Deciding this might be the best time to film a documentary about Uncle John, Diane visited the Marine Corps Public Affairs Office in Manhattan. She met Lieutenant Colonel Murphy and was given a bag of black Iwo Jima sand. He had visited Iwo Jima multiple times escorting Marine Corps VIPs, many themselves veterans of the bloody battle during which her uncle was killed. He then suggested that she trace her uncle’s footsteps in the Pacific battlefields and rest areas where he had been. She learned new stories about her uncle from a different perspective than the family had of a brother and son. Diane learned about her Uncle John the Marine.
The first destination on Diane’s journey was where her Uncle John took his last steps; Iwo Jima. The occasion was the 65th Anniversary of the battle of Iwo Jima, where her uncle earned a posthumous Navy Cross, the second highest award for bravery in combat. The night before leaving, Diane attended the premier of “The Pacific” in Los Angeles and had a second chance to meet Chuck Tatum, who had served under her uncle on Iwo, and his family. She also had the privilege to meet the family members of Robert Leckie and Eugene Sledge, the other two Marines featured in “The Pacific.” There were many Hollywood stars in attendance at this event, but meeting members of her Marine family meant the most to Diane.
Walking in the thick black volcanic sand of Iwo Jima was a chilling experience.
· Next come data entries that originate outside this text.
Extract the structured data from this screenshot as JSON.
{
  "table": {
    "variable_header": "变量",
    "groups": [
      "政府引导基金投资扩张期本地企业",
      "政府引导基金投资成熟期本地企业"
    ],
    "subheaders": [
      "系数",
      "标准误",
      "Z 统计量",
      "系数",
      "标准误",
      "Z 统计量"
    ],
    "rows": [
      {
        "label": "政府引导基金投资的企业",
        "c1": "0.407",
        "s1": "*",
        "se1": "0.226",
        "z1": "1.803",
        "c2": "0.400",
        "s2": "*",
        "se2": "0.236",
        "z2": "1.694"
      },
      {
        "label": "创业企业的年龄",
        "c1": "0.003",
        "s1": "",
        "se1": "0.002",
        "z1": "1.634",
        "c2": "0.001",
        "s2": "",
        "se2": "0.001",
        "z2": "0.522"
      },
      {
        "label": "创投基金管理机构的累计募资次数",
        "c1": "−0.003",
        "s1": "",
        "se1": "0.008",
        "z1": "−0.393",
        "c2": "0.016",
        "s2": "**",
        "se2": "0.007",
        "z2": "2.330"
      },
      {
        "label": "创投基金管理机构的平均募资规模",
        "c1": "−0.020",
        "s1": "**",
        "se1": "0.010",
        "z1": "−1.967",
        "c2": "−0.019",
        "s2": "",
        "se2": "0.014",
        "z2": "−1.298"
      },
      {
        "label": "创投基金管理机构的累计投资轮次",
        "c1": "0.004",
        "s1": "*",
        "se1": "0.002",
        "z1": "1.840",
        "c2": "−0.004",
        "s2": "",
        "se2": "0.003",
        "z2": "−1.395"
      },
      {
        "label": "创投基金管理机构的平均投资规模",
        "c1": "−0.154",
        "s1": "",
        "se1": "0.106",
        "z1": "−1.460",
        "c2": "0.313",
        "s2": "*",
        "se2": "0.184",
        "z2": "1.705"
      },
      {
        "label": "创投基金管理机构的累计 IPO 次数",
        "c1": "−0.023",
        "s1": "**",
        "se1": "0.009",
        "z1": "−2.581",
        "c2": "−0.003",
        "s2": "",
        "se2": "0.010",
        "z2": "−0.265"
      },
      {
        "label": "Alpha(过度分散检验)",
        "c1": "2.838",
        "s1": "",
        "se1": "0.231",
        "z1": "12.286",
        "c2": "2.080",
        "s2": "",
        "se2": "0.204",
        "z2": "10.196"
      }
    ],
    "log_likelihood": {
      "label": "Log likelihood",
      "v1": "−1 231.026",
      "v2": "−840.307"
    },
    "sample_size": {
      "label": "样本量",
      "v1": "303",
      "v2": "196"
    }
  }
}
On this trip, Diane was able to interview numerous Veterans who not only fought beside her uncle but who knew him well. While walking along the beach Diane had a premonition and said out loud “I know I will be back again,’ and she did, for the 70th Anniversary.
Next destination was Guadalcanal, the largest of the Solomon Islands, and where the first Pacific battle of the “Island-hopping” campaign involving US forces was fought. There is where her Uncle John performed the heroic actions over October 24 and 25, 1942 for which he would receive the Medal of Honor. It is also a very difficult place to reach except for Valor Tours, an organization that brings Veterans and their families to the far-off battle sites in the South Pacific. Diane landed on the very airfield that her uncle was protecting. With the help of Australian John Innes Diane was able to step foot in the exact fighting position her Uncle John occupied during the battle.
Another stop on her journey was where her uncle recovered from the horrors of Guadalcanal; Australia. Diane went to Melbourne, specifically to the Citation Oval, where Uncle John first had the Medal of Honor placed around his neck. There were four Marines honored on that day in May 1943, but Uncle John was the first Enlisted Man to be so honored. She also visited the Philippines where he was stationed when he was in the Army and earned the nickname “Manila John.” At each of these places Diane met with Veterans and interviewed them. Through meeting these people Diane learned that not only her Uncle John, but all the men who fought alongside him were heroes.
Back in the United States there were more Veterans to meet and interviews. Diane visited numerous Marine Corps League Detachments and told the story of the uncle whose footsteps she traced. In 2011, Diane had the chance to represent her uncle and receive his award of being inducted into the New Jersey Hall of Fame. Near where her uncle is buried at Arlington National Cemetery Diane would meet up in Washington DC with the Veterans that the Indiana-based Honor Flights took to visit the memorials. More chances for interviews, with Veterans of WW2, Korea, and Vietnam, even meeting Veterans who had met her uncle.
The documentary is now in the editing phase piecing together all those interviews of people who remember her uncle, from his time in the Marines, New Jersey, the training grounds, and on battlefields.